Y, pasada la media noche, despacharon cuatro de a caballo que a toda diligencia volviesen a dar aviso al gobernador de lo que habían visto y descubierto. Los cuatro españoles volvieron con la buena nueva y, para ser creídos, llevaron muchas mazorcas de zara y unos cuernos de vacas, que no se pudo saber de dónde los hubiesen traído los indios, porque en todo lo que estos españoles anduvieron de la Florida nunca hallaron vacas y, aunque es verdad que en algunas partes hallaron carne fresca de vaca, nunca vieron vacas ni fue posible con los indios, por caricias ni amenazas que dijesen dónde las había. El general Patofa y sus indios, la noche que durmieron en el pueblo, lo más secretamente que pudieron, sin que los españoles supiesen cosa alguna de su hecho, lo saquearon, y robaron el templo, que servía solamente de entierros, donde (como adelante diremos de otros más famosos) tenían lo mejor y más rico de sus haciendas. Mataron todos los indios que dentro y fuera del pueblo pudieron haber sin perdonar sexo ni edad, y a los que así mataban les quitaban los cascos de la cabeza, de las orejas arriba, con admirable maña y destreza. Estos cascos llevaban para que, por vistas de ojos, viese su curaca y señor Cofaqui la venganza que en sus enemigos habían hecho de las injurias recibidas, porque, según después se vio, este pueblo era de la provincia de Cofachiqui, que tan deseada había sido de los españoles y tanta hambre les había costado el descubrirla.
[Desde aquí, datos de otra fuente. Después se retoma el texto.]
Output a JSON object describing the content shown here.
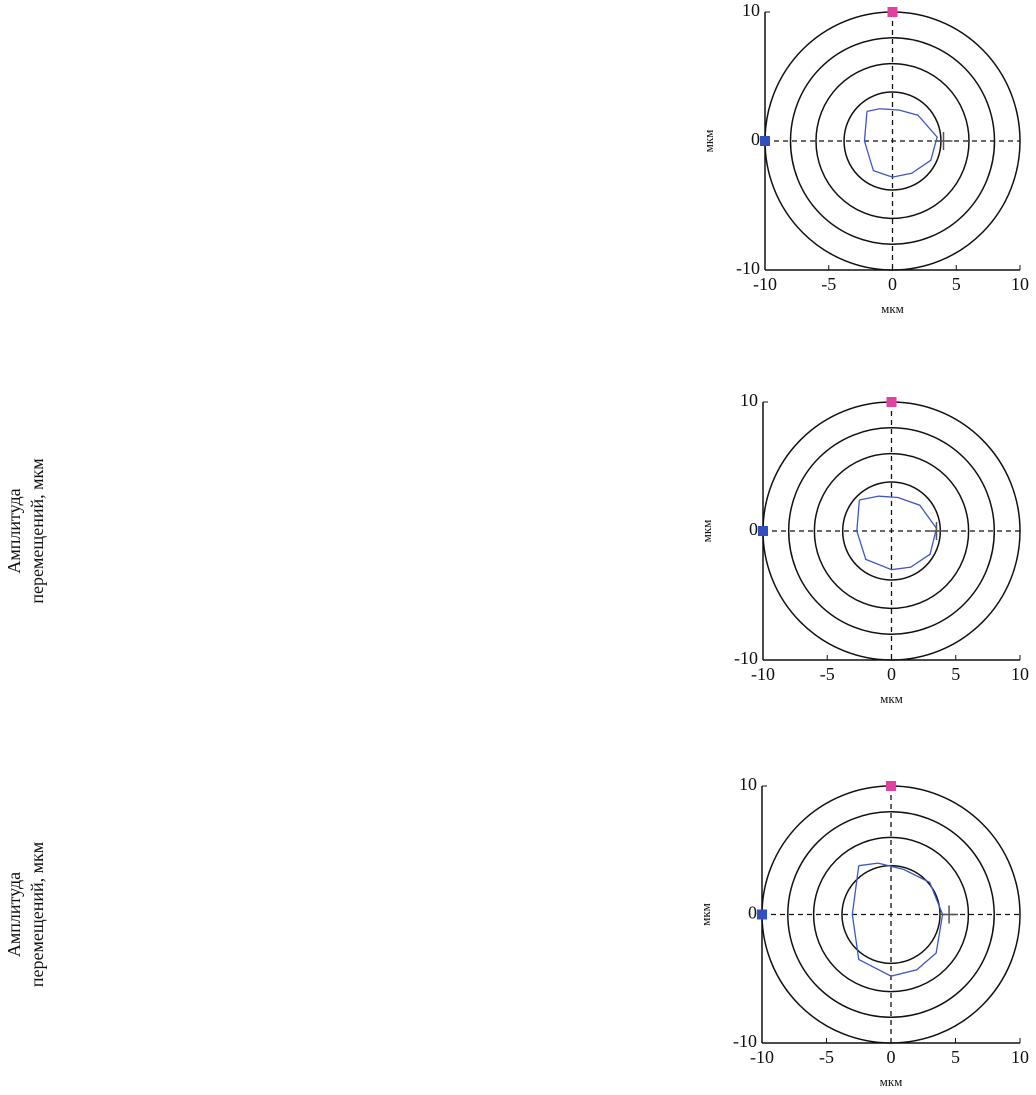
{
  "chart_data": [
    {
      "type": "orbit",
      "xlabel": "мкм",
      "ylabel": "мкм",
      "xlim": [
        -10,
        10
      ],
      "ylim": [
        -10,
        10
      ],
      "xticks": [
        -10,
        -5,
        0,
        5,
        10
      ],
      "yticks": [
        -10,
        0,
        10
      ],
      "rings": [
        3.8,
        6,
        8,
        10
      ],
      "series": [
        {
          "color": "#4057c0",
          "x": [
            -2,
            -1,
            0.5,
            2,
            3.5,
            3,
            1.5,
            0,
            -1.5,
            -2.2,
            -2
          ],
          "y": [
            2.3,
            2.5,
            2.4,
            2,
            0.3,
            -1.5,
            -2.5,
            -2.8,
            -2.3,
            0,
            2.3
          ]
        }
      ],
      "markers": {
        "x": [
          0,
          -10
        ],
        "y": [
          10,
          0
        ],
        "colors": [
          "#e040a0",
          "#3050c0"
        ]
      },
      "cross": {
        "x": 4,
        "y": 0
      }
    },
    {
      "type": "orbit",
      "xlabel": "мкм",
      "ylabel": "мкм",
      "side_label": [
        "Амплитуда",
        "перемещений, мкм"
      ],
      "xlim": [
        -10,
        10
      ],
      "ylim": [
        -10,
        10
      ],
      "xticks": [
        -10,
        -5,
        0,
        5,
        10
      ],
      "yticks": [
        -10,
        0,
        10
      ],
      "rings": [
        3.8,
        6,
        8,
        10
      ],
      "series": [
        {
          "color": "#4057c0",
          "x": [
            -2.5,
            -1,
            0.5,
            2.2,
            3.5,
            3,
            1.5,
            0,
            -2,
            -2.7,
            -2.5
          ],
          "y": [
            2.4,
            2.7,
            2.6,
            2,
            0.2,
            -1.8,
            -2.8,
            -3,
            -2.2,
            0,
            2.4
          ]
        }
      ],
      "markers": {
        "x": [
          0,
          -10
        ],
        "y": [
          10,
          0
        ],
        "colors": [
          "#e040a0",
          "#3050c0"
        ]
      },
      "cross": {
        "x": 3.5,
        "y": 0
      }
    },
    {
      "type": "orbit",
      "xlabel": "мкм",
      "ylabel": "мкм",
      "side_label": [
        "Амплитуда",
        "перемещений, мкм"
      ],
      "xlim": [
        -10,
        10
      ],
      "ylim": [
        -10,
        10
      ],
      "xticks": [
        -10,
        -5,
        0,
        5,
        10
      ],
      "yticks": [
        -10,
        0,
        10
      ],
      "rings": [
        3.8,
        6,
        8,
        10
      ],
      "series": [
        {
          "color": "#4057c0",
          "x": [
            -2.5,
            -1,
            1,
            3,
            4,
            3.5,
            2,
            0,
            -2.5,
            -3,
            -2.5
          ],
          "y": [
            3.8,
            4,
            3.5,
            2.5,
            0,
            -3,
            -4.3,
            -4.8,
            -3.5,
            0,
            3.8
          ]
        }
      ],
      "markers": {
        "x": [
          0,
          -10
        ],
        "y": [
          10,
          0
        ],
        "colors": [
          "#e040a0",
          "#3050c0"
        ]
      },
      "cross": {
        "x": 4.5,
        "y": 0
      }
    }
  ]
}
El día siguiente a medio día salió Juan de Añasco del pueblo con todos sus españoles e indios, que no osaron esperar en él al gobernador temiendo no se apellidasen los de la tierra y juntasen gran número de gente, que, según la mucha poblazón que por el río arriba había, pudieran juntarse muchos y dar en ellos y matarlos todos, que no eran poderosos para resistirlos; por esto les pareció más seguro volver atrás a recibir al gobernador.